Logo que o pedido de auxílio chegou às mesas do ministro da Justiça, Sérgio Moro , e do ministro da Defesa, Fernando Azevedo , foi editado um decreto de Garantia da Lei e da Ordem autorizando o envio para Fortaleza de 300 homens da Força Nacional de Segurança. O governo também autorizou o uso de militares das Forças Armadas no Estado. O governador Santana já anunciou que pedirá que o apoio das tropas federais, previsto para durar até a sexta-feira, dia 28, seja estendido para além desse prazo.
No caso da ação do governo de São Paulo para tomar providências para evitar ou pelo menos dificultar uma epidemia causada pelo Coronavírus, o que se viu foi a rapidez com que os dois lados — tanto o governo federal quanto o governo estadual — se entenderam na busca de ações conjuntas: nenhum quis jogar na conta do outro a responsabilidade pela solução de um problema que pode custar vidas e trazer prejuízos para todo mundo.
Tão logo o Hospital Albert Einstein se deu conta de que um paciente atendido em seu serviço de emergência estava infectado, levou o caso ao conhecimento das autoridades de saúde do governo Estadual. O Instituto Adolfo Lutz confirmou o diagnóstico e, a partir daí, a Secretaria de Saúde pôs em marcha as medidas que os protocolos internacionais recomendam para casos de ameaça de epidemia. E procurou o apoio do governo federal para logo tomar as providências.
PICUINHAS ELEITORAIS
O governador João Doria não pensou nas divergências que eventualmente possa ter com o presidente Jair Bolsonaro na hora de pedir ajuda nem o ministro Luiz Henrique Mandetta quis fazer pirraça na hora de responder. Assim que foi acionado, o governo se pôs a tomar as providências de sua alçada. Tanto assim que a primeira entrevista coletiva sobre o tema não foi dada em São Paulo — onde o caso foi diagnosticado.
Como aconselha a hierarquia entre os entes federados, o secretário estadual de saúde, José Henrique Germann, a pedido de Doria, foi a Brasília discutir o assunto com Mandetta. Que logo no dia seguinte foi a São Paulo se inteirar de mais detalhes sobre o assunto e tomar outras providências conjuntas.
Ninguém está querendo dizer, aqui, que o problema do Coronavírus está resolvido nem que o risco de epidemia foi contido pelas providências anunciadas. Longe disso: assim que o primeiro caso foi diagnosticado teve início a um trabalho de rastreamento e identificação de pessoas que possam ter tido contato com eles. Somados a pessoas que possam ter sido contaminadas por outros meios, existiam na tarde de quinta-feira, dia 27 de fevereiro, em todo país cerca de 300 pessoas sob observação. A maioria se concentra em São Paulo.
O que se pretende mostrar é a disposição de passar por cima de qualquer desentendimento que possa existir entre os palácios da Alvorada e dos Bandeirantes e buscar uma solução conjunta para um problema que pode afetar toda a população. Isso está acima de qualquer ideologia ou de qualquer ressentimento político.
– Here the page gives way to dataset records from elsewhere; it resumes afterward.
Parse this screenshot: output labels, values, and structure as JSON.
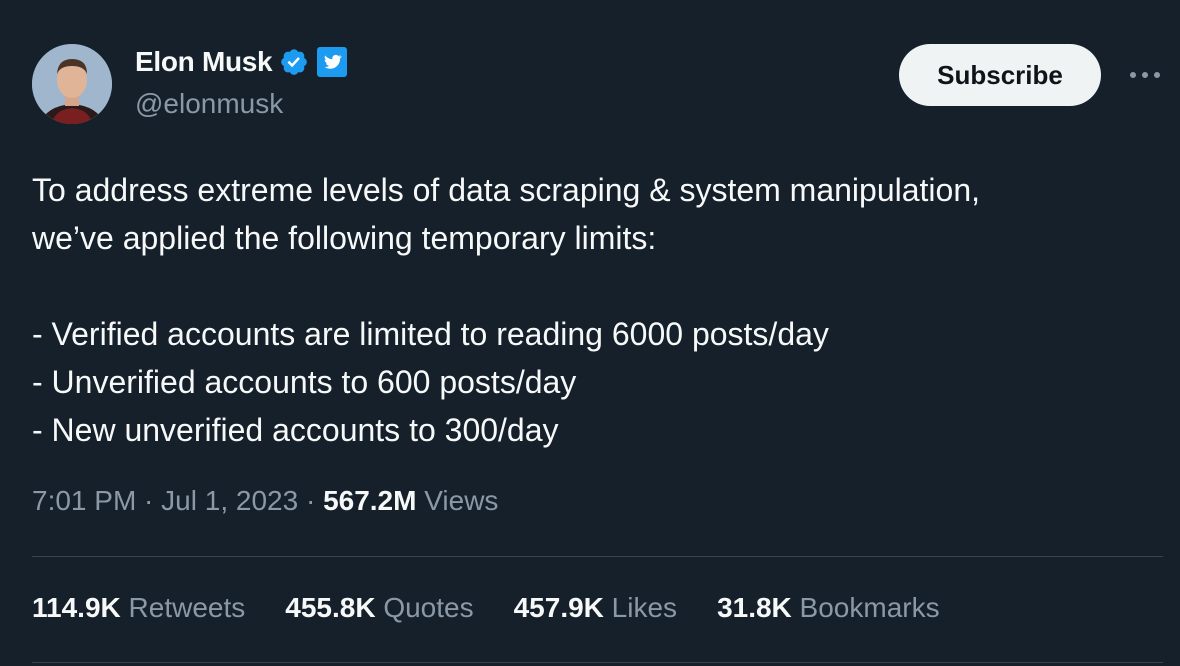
{
  "author": {
    "name": "Elon Musk",
    "handle": "@elonmusk",
    "verified_icon": "verified-badge-icon",
    "platform_icon": "twitter-bird-icon",
    "avatar_icon": "profile-avatar"
  },
  "actions": {
    "subscribe_label": "Subscribe",
    "more_icon": "more-options-icon"
  },
  "tweet": {
    "lines": [
      "To address extreme levels of data scraping & system manipulation,",
      "we’ve applied the following temporary limits:",
      "",
      "- Verified accounts are limited to reading 6000 posts/day",
      "- Unverified accounts to 600 posts/day",
      "- New unverified accounts to 300/day"
    ]
  },
  "meta": {
    "time": "7:01 PM",
    "sep1": " · ",
    "date": "Jul 1, 2023",
    "sep2": " · ",
    "views_count": "567.2M",
    "views_label": " Views"
  },
  "stats": {
    "retweets_count": "114.9K",
    "retweets_label": " Retweets",
    "quotes_count": "455.8K",
    "quotes_label": " Quotes",
    "likes_count": "457.9K",
    "likes_label": " Likes",
    "bookmarks_count": "31.8K",
    "bookmarks_label": " Bookmarks"
  },
  "colors": {
    "background": "#15202b",
    "text": "#f7f9f9",
    "muted": "#8b98a5",
    "verified_blue": "#1d9bf0",
    "divider": "#38444d"
  }
}
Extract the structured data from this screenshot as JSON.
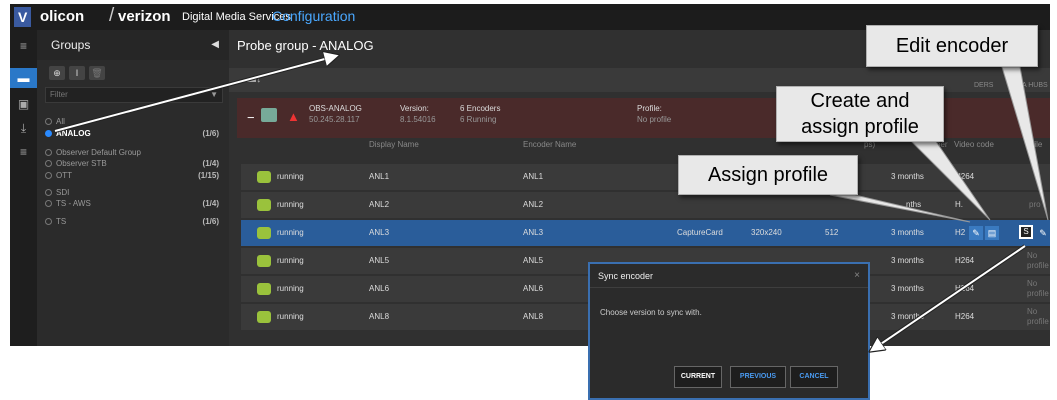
{
  "header": {
    "logo_text": "V",
    "brand_part1": "olicon",
    "brand_slash": "/",
    "brand_part2": "verizon",
    "brand_tag": "✓",
    "service": "Digital Media Services",
    "section": "Configuration"
  },
  "groups": {
    "title": "Groups",
    "filter_placeholder": "Filter",
    "items": [
      {
        "label": "All",
        "count": ""
      },
      {
        "label": "ANALOG",
        "count": "(1/6)",
        "selected": true
      },
      {
        "label": "Observer Default Group",
        "count": ""
      },
      {
        "label": "Observer STB",
        "count": "(1/4)"
      },
      {
        "label": "OTT",
        "count": "(1/15)"
      },
      {
        "label": "SDI",
        "count": ""
      },
      {
        "label": "TS - AWS",
        "count": "(1/4)"
      },
      {
        "label": "TS",
        "count": "(1/6)"
      }
    ]
  },
  "main": {
    "title": "Probe group - ANALOG",
    "column_right_1": "DERS",
    "column_right_2": "A HUBS",
    "probe": {
      "name": "OBS-ANALOG",
      "ip": "50.245.28.117",
      "version_label": "Version:",
      "version_value": "8.1.54016",
      "encoders_label": "6 Encoders",
      "running_label": "6 Running",
      "profile_label": "Profile:",
      "profile_value": "No profile"
    },
    "columns": {
      "display_name": "Display Name",
      "encoder_name": "Encoder Name",
      "bitrate": "ps)",
      "storage": "per",
      "video_codec": "Video code",
      "profile": "rofile"
    },
    "rows": [
      {
        "status": "running",
        "display": "ANL1",
        "encoder": "ANL1",
        "source": "",
        "resolution": "",
        "bitrate": "",
        "storage": "3 months",
        "codec": "H264",
        "profile": ""
      },
      {
        "status": "running",
        "display": "ANL2",
        "encoder": "ANL2",
        "source": "",
        "resolution": "",
        "bitrate": "",
        "storage": "nths",
        "codec": "H.",
        "profile": "pro"
      },
      {
        "status": "running",
        "display": "ANL3",
        "encoder": "ANL3",
        "source": "CaptureCard",
        "resolution": "320x240",
        "bitrate": "512",
        "storage": "3 months",
        "codec": "H2",
        "profile": ""
      },
      {
        "status": "running",
        "display": "ANL5",
        "encoder": "ANL5",
        "source": "",
        "resolution": "",
        "bitrate": "",
        "storage": "3 months",
        "codec": "H264",
        "profile": "No profile"
      },
      {
        "status": "running",
        "display": "ANL6",
        "encoder": "ANL6",
        "source": "",
        "resolution": "",
        "bitrate": "",
        "storage": "3 months",
        "codec": "H264",
        "profile": "No profile"
      },
      {
        "status": "running",
        "display": "ANL8",
        "encoder": "ANL8",
        "source": "",
        "resolution": "",
        "bitrate": "",
        "storage": "3 months",
        "codec": "H264",
        "profile": "No profile"
      }
    ]
  },
  "dialog": {
    "title": "Sync encoder",
    "close": "×",
    "message": "Choose version to sync with.",
    "btn_current": "CURRENT",
    "btn_previous": "PREVIOUS",
    "btn_cancel": "CANCEL"
  },
  "callouts": {
    "edit_encoder": "Edit encoder",
    "create_assign": "Create and\nassign profile",
    "assign_profile": "Assign profile"
  },
  "icons": {
    "sync_label": "S"
  },
  "colors": {
    "accent": "#2a78c8",
    "warning": "#e33333",
    "running": "#9ac23c"
  }
}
Em tempo: a ação conjunta e bem orientada que os dois governos levaram adiante para lidar com uma ameaça real à população não porá fim às divergências de natureza meramente eleitoral que eventualmente possam existir entre eles é. Bolsonaro, João Doria, Ciro Gomes e mais alguém das fileiras do PT, tudo indica, se encontrarão nas urnas na disputa eleitoral de 2022. É natural que as discussões entre eles tendem a subir de tom nos próximos meses. No Brasil, os políticos já tomam posse pensando nas eleições seguintes — o que em nada contribui para a boa qualidade da administração pública.
Enquanto a campanha eleitoral não começa oficialmente, no entanto, é bom que nenhum deles se esqueça de que a população está mais preocupada com o próprio bem estar do que com as eventuais picuinhas que dividem seus apoiadores. Uma boa gestão costuma ter consequências eleitorais muito mais positivas do que qualquer bate boca em torno de posições políticas divergentes.